When Alone was Charming

What’s your favorite aspect of the 1990’s? Colin Cowherd of Fox Sports and The Volume posed this question to author Chuck Klosterman.

The two were discussing Klosterman’s latest book The Nineties and its ideas about media coverage of Michael Jordan’s stint in Minor League Baseball, Sosa and McGwire’s home run race, and eventually OJ Simpson.

The murder trial, nearly thirty years ago, took the American news media to the apex of the most sensationalist and titillating reporting. A full departure from the days of Walter Cronkite and Ben Bradlee.

Even more frightening, the trial coverage predated the emergence of social media.

In the nineties there were far less avenues to share your opinion and ideas with the world. You had to be ravenous for the spotlight and attention of television or writing.

Social media offers anyone the opportunity to share their face, voice, and words on their local taco shop, Johnny Depp and Amber Heard, or SCOTUS overturning Roe V. Wade.

Most everyone, including yours truly, regularly takes up the mantle to yarl from the mountain top. Do we all participate simply because the means conveniently exist? Or has groupthink and herd unanimity homogenized?

Klosterman’s book and his answer to my and Cowherd’s questions concludes the nineties was the last decade before prominent social pressure to be involved with society.

It was understood to have your thoughts and keep them to yourself.

Chuck Klosterman

If you wanted to engage in public discourse obviously you could, but you didn’t have to. There was no expectation. To be completely alone and isolated with your own thoughts was fine.

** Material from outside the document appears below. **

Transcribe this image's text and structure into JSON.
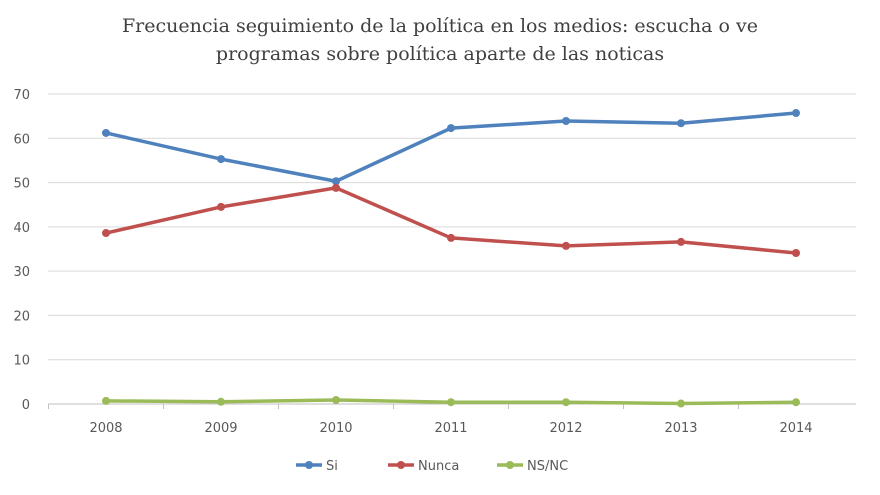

It would have been odd to even ask a celebrity like Tom Hanks about the Anita Hill allegations in 1991 yet today Hanks would likely offer cogent thoughts about the public hearing.

An anonymous person, not just celebrities, likely have canned responses and reflexes prepared to avert public scrutiny and shaming. Everyone carefully minds their public avatar. Their brand.

Yes, again, yours truly as well. Just follow just check my instagram story. I pay to keep this blog alive despite reawakening my scribbling.

However, I find myself more content with my thoughts on my own terms rather than persuade, in essence control, the public narrative.

I wish I could just delete my Instagram but I have an abundance of excuse trap cards ready to counter any move. No cop-out I make physically prevents me from deleting the account. I delete the app from my phone periodically, but I just check my account on my laptop or redownload the app again.

Call it social engineering or my desire to share my views. I’m an addict but a self-aware addict establishing my own terms.

Always an opinionated boy, I grew up during the infancy of social media. 2006 was a far more innocent time puddling around on Gaia Online than reading Twitter comments today.

Gaia was a charming first place for me to discover digital connection. Sharing your thoughts back then online was still new, inspiring, and truly liberating, but those days are long gone.

Social pressure to be active in society exists, specifically on the internet. At the same time there’s a brudan of anxiety, humiliation, and sometimes even harm for participating.

CAUTION: ENTER AT YOUR OWN RISK (but you kinda have to)

The nineties was the last time one could be alone with their thoughts and not even imagine there were any consequences for it.